BEYOĞLU Arter sanat galerisinde, Patricia Piccinini’nin Beni Bağrına Bas adlı sergisine gidin. Kendinizi normallik, anormallik, doğa, teknoloji ve aile ilişkileri üzerine sorular sorarken bulacaksınız. Bu “ucubeleri” çok sevebilirsiniz!

Güncel sanat ortamına hızlı başlayan Arter; Patricia Piccinini Beni bağrına bas sergisiyle çağımız, ilişkilerimiz, doğa ve teknoloji üzerine düşünmemizi istiyor. Sergi, Avustralya’da yaşayan sanatçının Türk sanatseverlerle tanışması ve çağımızda yaşanılan ikiliklere işaret etmesi açısından büyük öneme sahip. Sanatçının kendi dünyasında kurguladığı ‘sevilmeli mi, nefret mi edilmeli’ bilemediğimiz birtakım yaratıkları gün yüzüne çıkaran sergi; normallik, anormallik, doğa, teknoloji ve aile ilişkileri alanlarında sorular soruyor. Biraz açarsak; sanatçının Plasticology adlı videosu, doğanın artık, televizyonda izlendiğini ve bütün bu duruma şaşırmadığımızı ve gelişmeleri kanıksadığımızı gösteriyor.
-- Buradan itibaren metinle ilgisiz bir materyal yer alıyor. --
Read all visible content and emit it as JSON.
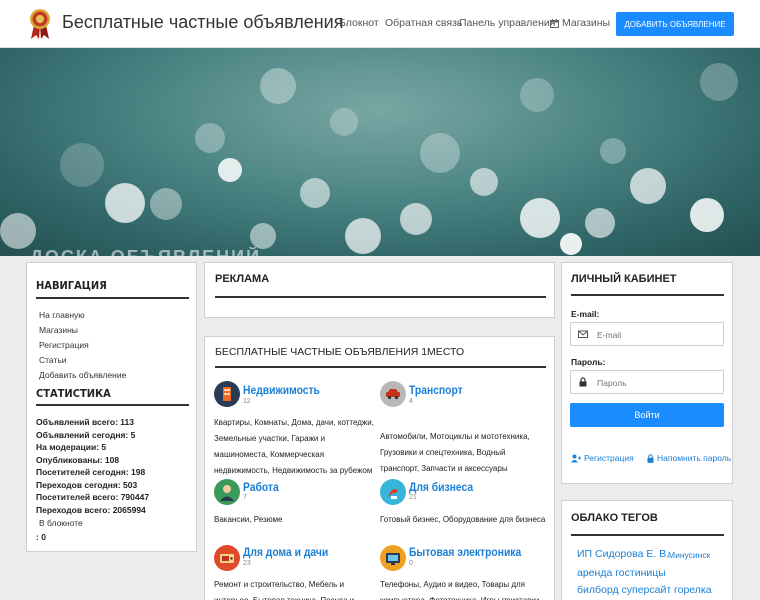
{
  "header": {
    "title": "Бесплатные частные объявления",
    "nav": [
      "Блокнот",
      "Обратная связь",
      "Панель управления",
      "Магазины"
    ],
    "add_button": "Добавить объявление"
  },
  "hero": {
    "ghost_text": "ДОСКА ОБЪЯВЛЕНИЙ"
  },
  "sidebar": {
    "nav_title": "Навигация",
    "nav_items": [
      "На главную",
      "Магазины",
      "Регистрация",
      "Статьи",
      "Добавить объявление"
    ],
    "stats_title": "Статистика",
    "stats": [
      "Объявлений всего: 113",
      "Объявлений сегодня: 5",
      "На модерации: 5",
      "Опубликованы: 108",
      "Посетителей сегодня: 198",
      "Переходов сегодня: 503",
      "Посетителей всего: 790447",
      "Переходов всего: 2065994"
    ],
    "notepad_label": "В блокноте",
    "notepad_count": ": 0"
  },
  "ads": {
    "title": "Реклама"
  },
  "catalog": {
    "title": "Бесплатные частные объявления 1место",
    "categories": [
      {
        "name": "Недвижимость",
        "count": "12",
        "desc": "Квартиры, Комнаты, Дома, дачи, коттеджи, Земельные участки, Гаражи и машиноместа, Коммерческая недвижимость, Недвижимость за рубежом",
        "color": "#2a3b55"
      },
      {
        "name": "Транспорт",
        "count": "4",
        "desc": "Автомобили, Мотоциклы и мототехника, Грузовики и спецтехника, Водный транспорт, Запчасти и аксессуары",
        "color": "#8b8b8b"
      },
      {
        "name": "Работа",
        "count": "7",
        "desc": "Вакансии, Резюме",
        "color": "#3a9a5a"
      },
      {
        "name": "Для бизнеса",
        "count": "21",
        "desc": "Готовый бизнес, Оборудование для бизнеса",
        "color": "#36b6d9"
      },
      {
        "name": "Для дома и дачи",
        "count": "23",
        "desc": "Ремонт и строительство, Мебель и интерьер, Бытовая техника, Посуда и товары для кухни",
        "color": "#e04a2a"
      },
      {
        "name": "Бытовая электроника",
        "count": "0",
        "desc": "Телефоны, Аудио и видео, Товары для компьютера, Фототехника, Игры приставки",
        "color": "#f0a020"
      }
    ]
  },
  "account": {
    "title": "Личный кабинет",
    "email_label": "E-mail:",
    "email_placeholder": "E-mail",
    "password_label": "Пароль:",
    "password_placeholder": "Пароль",
    "login_button": "Войти",
    "register_link": "Регистрация",
    "remind_link": "Напомнить пароль"
  },
  "tags": {
    "title": "Облако тегов",
    "items": [
      "ИП Сидорова Е. В.",
      "Минусинск",
      "аренда гостиницы",
      "билборд суперсайт",
      "горелка"
    ]
  },
  "colors": {
    "accent": "#1a8cff",
    "link": "#1a7fd6"
  }
}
Çağımızdaki hızlı ilerleyişin bazı kavramları da anlam erozyonuna uğratması kaçınılmaz gibi görünüyor. Sergi, bu tip kesin bildiğimiz şeylerin örneğin; normallik gibi kavramların nasıl dönüşeceğine kendi yaptığı varlıklarla cevap arıyor. Sanatçı, kendine bir düşler alemi kurmuş gibi görünse de bu canlılar bu dünyada yaşıyor ve bize birtakım olguları hatırlatmaya çalışıyor. Sanatçı, tamamen kendi tasarımı olan bu yaratıkları yaratırken silikon, fiberglas, poliüretan, deri ve insan saçı gibi onlara gerçekçi nitelikler kazandıracak malzemeler kullanıyor. Bütün yaratıkların bir rolü ve hikâyesi var. Carravagio’nun ölümsüz eseri Kuşkucu Thomas’a göndermeler bunlardan yalnızca biri.

Doğa’nın saatinin bozulduğunu ve insanların da kendi kişisel hırslarını düşünerek bu tahribatı daha fazla artırdığını gözler önüne seriyor sergi. Üreme teknolojisi sağlıklı ve sevgi dolu aileler yaratabilir, fakat aynı zamanda yaşamın imhası, kadınların ve çocukların bedenlerinin metalaştırılması ya da hastalık riskindeki artış ile de sonuçlanabilir. Hayvanlar üzerinden deney yapılmasından iğrenebiliriz, fakat ölmekte olan bir aile üyesi bunun sonucunda fayda sağlayacaksa farklı düşünürüz. Piccinini’nin heykelleri iyinin nerede kusurlu ve kötünün nerede savunulabilir olduğunu tam olarak anlamanın zorluğuna değiniyor.

Ucube diyebileceğimiz bize anormal gelen varlıklar, estetik bir haz almaktan öte, ne düşüneceğinize karar veremediğiniz ama tepkisiz de kalamadığınız bir ruh hali sunuyor. Tedirgin oluyorsunuz. Bakan kimsede birden çok duygu uyandırıyor.

Sergiyi gezerken çağdaş bir sanatçının günümüz dünyasını nasıl analiz ettiğini görüyor ve bildiklerimizin, hissettiklerimizin kaygan bir zemin üzerinde olduğunu ve her an değişebilir olduğunu fark ederken, bu açmazdan kurtulmanın da tek yolunun sevgiden, bağlılıktan ve ilişkilerden geçtiğini görüyoruz.

21 Haziran’da açılan sergiyi, 21 Ağustos’a kadar görebilirsiniz.